Heimlich unterwegs

Wer täglich die öffentlichen Verkehrsmittel Berlins nutzt, wird ein paar Mal pro Woche kontrolliert.
Das bereitet mir Probleme. Nicht, dass ich keinen Fahrschein hätte. Aber die theatralischen Kontrolleure pflegen mich fast täglich aus meinem U-Bahn-Schlummer zu reißen. Ich fühle mich dann wie der Protagonist einer Kafka-Novelle; eines Vergehens bezichtigt, das ich nicht begangen haben, nicht kenne, aber trotzdem – verurteilt, und bald hingerichtet.

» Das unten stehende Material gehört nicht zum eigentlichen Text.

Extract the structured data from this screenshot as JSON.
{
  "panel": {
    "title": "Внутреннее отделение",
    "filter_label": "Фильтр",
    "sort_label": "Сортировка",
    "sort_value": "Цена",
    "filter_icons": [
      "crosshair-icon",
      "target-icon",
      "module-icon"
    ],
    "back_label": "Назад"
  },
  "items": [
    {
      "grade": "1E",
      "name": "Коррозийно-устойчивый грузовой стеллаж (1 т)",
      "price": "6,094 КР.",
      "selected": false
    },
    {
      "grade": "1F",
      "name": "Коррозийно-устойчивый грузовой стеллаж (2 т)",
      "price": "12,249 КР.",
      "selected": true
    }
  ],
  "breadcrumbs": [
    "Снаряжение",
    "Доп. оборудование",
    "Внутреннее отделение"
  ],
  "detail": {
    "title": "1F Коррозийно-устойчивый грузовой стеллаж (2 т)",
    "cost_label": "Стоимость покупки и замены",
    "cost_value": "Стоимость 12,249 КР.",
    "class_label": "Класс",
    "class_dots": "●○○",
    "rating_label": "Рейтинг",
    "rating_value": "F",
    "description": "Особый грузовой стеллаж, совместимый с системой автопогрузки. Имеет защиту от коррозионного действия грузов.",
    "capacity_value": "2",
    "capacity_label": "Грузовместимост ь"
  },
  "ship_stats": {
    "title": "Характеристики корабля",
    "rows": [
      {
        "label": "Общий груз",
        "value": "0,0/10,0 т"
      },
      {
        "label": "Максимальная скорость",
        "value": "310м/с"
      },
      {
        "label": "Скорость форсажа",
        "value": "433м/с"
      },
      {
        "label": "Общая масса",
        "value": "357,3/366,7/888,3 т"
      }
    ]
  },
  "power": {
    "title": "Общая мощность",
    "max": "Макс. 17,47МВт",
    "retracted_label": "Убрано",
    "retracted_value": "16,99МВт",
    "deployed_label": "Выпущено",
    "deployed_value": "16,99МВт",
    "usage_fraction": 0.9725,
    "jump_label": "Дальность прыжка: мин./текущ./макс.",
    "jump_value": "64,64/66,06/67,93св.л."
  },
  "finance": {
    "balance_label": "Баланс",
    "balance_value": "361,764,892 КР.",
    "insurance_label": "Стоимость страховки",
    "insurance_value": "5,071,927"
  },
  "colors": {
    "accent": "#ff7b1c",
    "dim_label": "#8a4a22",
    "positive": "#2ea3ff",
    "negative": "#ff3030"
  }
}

Fast 1.400 U-Bahn-Wagen transportieren jedes Jahr rund 457,9 Millionen Menschen; Tram, S-Bahn, Busse, Straßenbahnen und Fähren kommen gemeinsam auf etwa dieselbe Zahl. Summa summarum: Die Berliner Verkehrsbetriebe befördern im Jahr fast eine Milliarde Passagiere. Regelmäßige Kontrollen sind verständlich. Kaum je erlebe ich eine Kontrolle, bei der nicht wenigstens ein Schwarzfahrer erwischt wird – soweit, so gut.
Wieso die Kontrolleure aber immer so, äh, brutal vorgehen – kaum haben sich die Türen geschlossen, fährt der bislang unauffällige, wenn auch gut durchtrainierte Kerl herum und verkündet mit schnarrender Stimme „Diiiiiiiiiiiiiieeeeeeeee Faaahrscheine. BITTE.“ – kann ich nicht verstehen. Warum nicht ein bisschen dezenter? Ich habe jedesmal das Gefühl, eines schrecklichen Verbrechens überführt zu sein (obwohl ich meinen Fahrschein habe). Schweißausbrüche, unkontrolliertes Zittern und flacher Atem stellen sich augenblicklich ein. Wenn ich dann an der Reihe bin, sehe ich aus wie eine Kuh, der man das Bolzenschussgerät an den Kopf setzt. Meine Augen treten aus ihren Höhlen.
Ich glaube, ich steige wieder auf’s Fahrrad um.